Signaling Pathways in Osteoclast Differentiation

Jung Ha Kim 1, Nacksung Kim 1,
PMCID: PMC4742606  PMID: 26865996

Abstract

Osteoclasts are multinucleated cells of hematopoietic origin that are responsible for the degradation of old bone matrix. Osteoclast differentiation and activity are controlled by two essential cytokines, macrophage colony-stimulating factor (M-CSF) and the receptor activator of nuclear factor-κB ligand (RANKL).

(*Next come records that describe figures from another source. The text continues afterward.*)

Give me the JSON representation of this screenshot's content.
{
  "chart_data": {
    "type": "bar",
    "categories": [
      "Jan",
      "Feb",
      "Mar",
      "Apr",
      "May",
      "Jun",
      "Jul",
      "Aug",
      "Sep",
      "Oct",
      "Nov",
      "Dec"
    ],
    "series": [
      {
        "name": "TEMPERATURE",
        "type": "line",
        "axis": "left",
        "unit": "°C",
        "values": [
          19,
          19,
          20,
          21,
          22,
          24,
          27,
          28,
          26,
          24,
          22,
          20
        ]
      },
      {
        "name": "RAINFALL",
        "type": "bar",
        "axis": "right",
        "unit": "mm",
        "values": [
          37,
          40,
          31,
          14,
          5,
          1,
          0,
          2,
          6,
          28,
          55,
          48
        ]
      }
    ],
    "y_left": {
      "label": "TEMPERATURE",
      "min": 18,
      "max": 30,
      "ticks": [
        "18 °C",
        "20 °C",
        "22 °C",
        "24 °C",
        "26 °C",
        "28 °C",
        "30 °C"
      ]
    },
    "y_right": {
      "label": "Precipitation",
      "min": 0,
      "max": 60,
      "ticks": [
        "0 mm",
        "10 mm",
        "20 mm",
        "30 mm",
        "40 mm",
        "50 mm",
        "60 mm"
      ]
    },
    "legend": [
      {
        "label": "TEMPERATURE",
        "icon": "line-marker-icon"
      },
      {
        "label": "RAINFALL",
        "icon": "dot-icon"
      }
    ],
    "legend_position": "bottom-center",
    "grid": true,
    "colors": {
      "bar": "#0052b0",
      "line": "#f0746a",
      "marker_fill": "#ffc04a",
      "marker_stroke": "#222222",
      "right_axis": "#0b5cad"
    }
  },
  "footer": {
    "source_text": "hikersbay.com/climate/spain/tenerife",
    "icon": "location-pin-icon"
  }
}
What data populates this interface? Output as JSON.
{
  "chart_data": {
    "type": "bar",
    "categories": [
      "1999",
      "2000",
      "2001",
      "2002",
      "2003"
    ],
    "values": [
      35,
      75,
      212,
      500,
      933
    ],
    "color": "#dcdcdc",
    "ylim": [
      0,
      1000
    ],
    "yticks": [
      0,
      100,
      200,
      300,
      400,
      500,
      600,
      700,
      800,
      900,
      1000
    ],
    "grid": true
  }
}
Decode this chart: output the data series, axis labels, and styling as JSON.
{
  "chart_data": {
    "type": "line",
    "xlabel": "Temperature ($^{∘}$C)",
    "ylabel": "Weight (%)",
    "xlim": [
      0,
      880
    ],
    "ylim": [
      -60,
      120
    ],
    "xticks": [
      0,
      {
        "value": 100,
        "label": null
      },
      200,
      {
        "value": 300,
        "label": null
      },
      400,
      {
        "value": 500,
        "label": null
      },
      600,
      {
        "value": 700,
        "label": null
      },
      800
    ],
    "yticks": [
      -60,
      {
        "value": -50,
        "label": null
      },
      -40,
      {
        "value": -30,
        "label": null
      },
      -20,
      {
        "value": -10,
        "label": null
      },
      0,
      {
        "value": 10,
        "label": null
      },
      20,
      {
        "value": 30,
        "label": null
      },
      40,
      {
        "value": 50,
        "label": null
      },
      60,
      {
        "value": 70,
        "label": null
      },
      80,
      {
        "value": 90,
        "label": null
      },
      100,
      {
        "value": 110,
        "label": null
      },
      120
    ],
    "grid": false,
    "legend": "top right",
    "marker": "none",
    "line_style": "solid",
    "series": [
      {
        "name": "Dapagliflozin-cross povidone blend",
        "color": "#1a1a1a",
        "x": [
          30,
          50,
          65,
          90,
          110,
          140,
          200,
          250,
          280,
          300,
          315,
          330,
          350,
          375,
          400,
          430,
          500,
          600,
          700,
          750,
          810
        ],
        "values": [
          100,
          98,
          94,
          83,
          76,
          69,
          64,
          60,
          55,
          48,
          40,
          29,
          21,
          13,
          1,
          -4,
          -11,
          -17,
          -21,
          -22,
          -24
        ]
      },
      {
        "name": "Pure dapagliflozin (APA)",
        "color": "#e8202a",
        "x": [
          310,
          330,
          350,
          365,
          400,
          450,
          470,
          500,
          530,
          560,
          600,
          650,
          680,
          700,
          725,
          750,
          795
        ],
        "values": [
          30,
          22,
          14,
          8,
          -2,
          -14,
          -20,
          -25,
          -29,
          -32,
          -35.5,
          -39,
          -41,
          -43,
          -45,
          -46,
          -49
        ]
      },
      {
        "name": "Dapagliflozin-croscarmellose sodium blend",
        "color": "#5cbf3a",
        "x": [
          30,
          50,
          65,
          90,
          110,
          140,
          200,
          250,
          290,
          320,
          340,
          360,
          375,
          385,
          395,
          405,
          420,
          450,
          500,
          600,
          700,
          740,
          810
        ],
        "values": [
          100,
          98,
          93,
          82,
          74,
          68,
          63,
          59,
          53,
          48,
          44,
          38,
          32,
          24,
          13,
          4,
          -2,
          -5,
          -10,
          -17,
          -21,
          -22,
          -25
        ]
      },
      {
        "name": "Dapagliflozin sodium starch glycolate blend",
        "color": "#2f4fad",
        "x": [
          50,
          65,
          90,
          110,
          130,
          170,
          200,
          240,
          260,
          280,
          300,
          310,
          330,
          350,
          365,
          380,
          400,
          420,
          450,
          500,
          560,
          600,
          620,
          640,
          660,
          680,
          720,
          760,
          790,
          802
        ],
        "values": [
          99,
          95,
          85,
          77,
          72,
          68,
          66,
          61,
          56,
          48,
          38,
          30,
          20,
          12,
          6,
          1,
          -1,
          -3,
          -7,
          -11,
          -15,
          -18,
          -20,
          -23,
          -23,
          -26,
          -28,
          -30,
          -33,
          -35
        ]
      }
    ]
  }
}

M-CSF and RANKL bind to their respective receptors c-Fms and RANK to stimulate osteoclast differentiation through regulation of delicate signaling systems. Here, we summarize the critical or essential signaling pathways for osteoclast differentiation including M-CSF-c-Fms signaling, RANKL-RANK signaling, and costimulatory signaling for RANK.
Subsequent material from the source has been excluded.